Local Government Minister Rodney Hide is asking for trouble in refusing to set in law the powers of the Auckland Super City's 19 local boards. Initially, the board's roles and functions will be set by the transition agency that is designing the Super City.
But much of the substance will reside in the hands of the Auckland Council. That procedure, says mayoral aspirant Len Brown, is "like asking the monarch to draft the Magna Carta".
It is a reasonable comparison. This has the makings of discord and discontent, not the unity that is meant to be at the heart of the Super City.
Mr Hide is remarkably dismissive of warnings about the process. He clings to a misguided belief that it is not his ministerial role to decide what the local boards and the Auckland Council will do.
He was not even swayed by the submissions to a parliamentary select committee by most Auckland councils, the New Zealand Community Board executive and the Auckland District Law Society, all of which wanted the local boards' powers set in law. That committee's report spoke of allocating the decision-making of the two tiers according to "clear principles".
But confronted by the nitty-gritty of that relationship, it reached for the too-hard basket. The minister appears only too happy to follow suit.
The transition agency says it expects to have "meaningful information" about the roles and functions of local boards available in March. Its decisions will apply when the boards come into existence after next year's local body elections.
But the Auckland Council will have the final say in what each of the boards is able to do, and it is not obliged to delegate all that much. The relevant legislation says, as a matter of principle, that local boards will decide local issues and the Auckland Council regional issues.
The council will, however, ultimately decide what is local and what is regional. It must work only on the principle that decisions should be devolved to boards "unless the nature of the activity is such the decision-making on an Auckland-wide basis will better promote the wellbeing of the communities across Auckland".
That sounds like a prescription for delegating very little for the sake of consistency.
If so, the boards will become no more than sounding boards for displeased citizens. They will be unable to raise their own revenue or hire staff.
If a community wants extra services, the Auckland Council will have to approve a targeted rate for that area. It is easy to see the boards spending much of their time and energy seeking to breach such unwarranted uniformity, or lashing out at the council in other ways as a means of venting their frustration.
Lost in the process will be their intended role of responding to, and providing an effective voice for, the concerns of their communities.
It is not too late for the Government to act.
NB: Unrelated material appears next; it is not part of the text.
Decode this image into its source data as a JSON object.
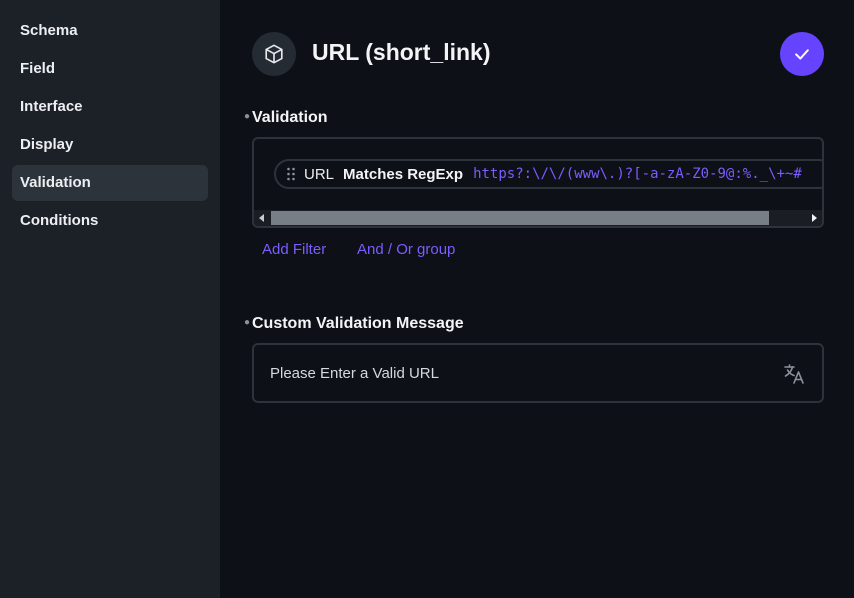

Local boards would have every chance of living up to their billing if a set proportion of the rate collected by the Auckland Council was returned to each of them, for both their statutory responsibilities and for discretionary use.
Their statutory responsibilities should include local planning and resource consents, and they should have maximum discretion to maintain and develop parks, swimming pools, libraries, community centres and sports complexes with funds of their own.
If there is no change and the boards are rendered toothless, Aucklanders could all too soon feel estranged from the Super City. The Auckland Council will seem a remote, out-of-reach entity. Mr Hide must make it his job to ensure the local boards are more than an inconvenient afterthought.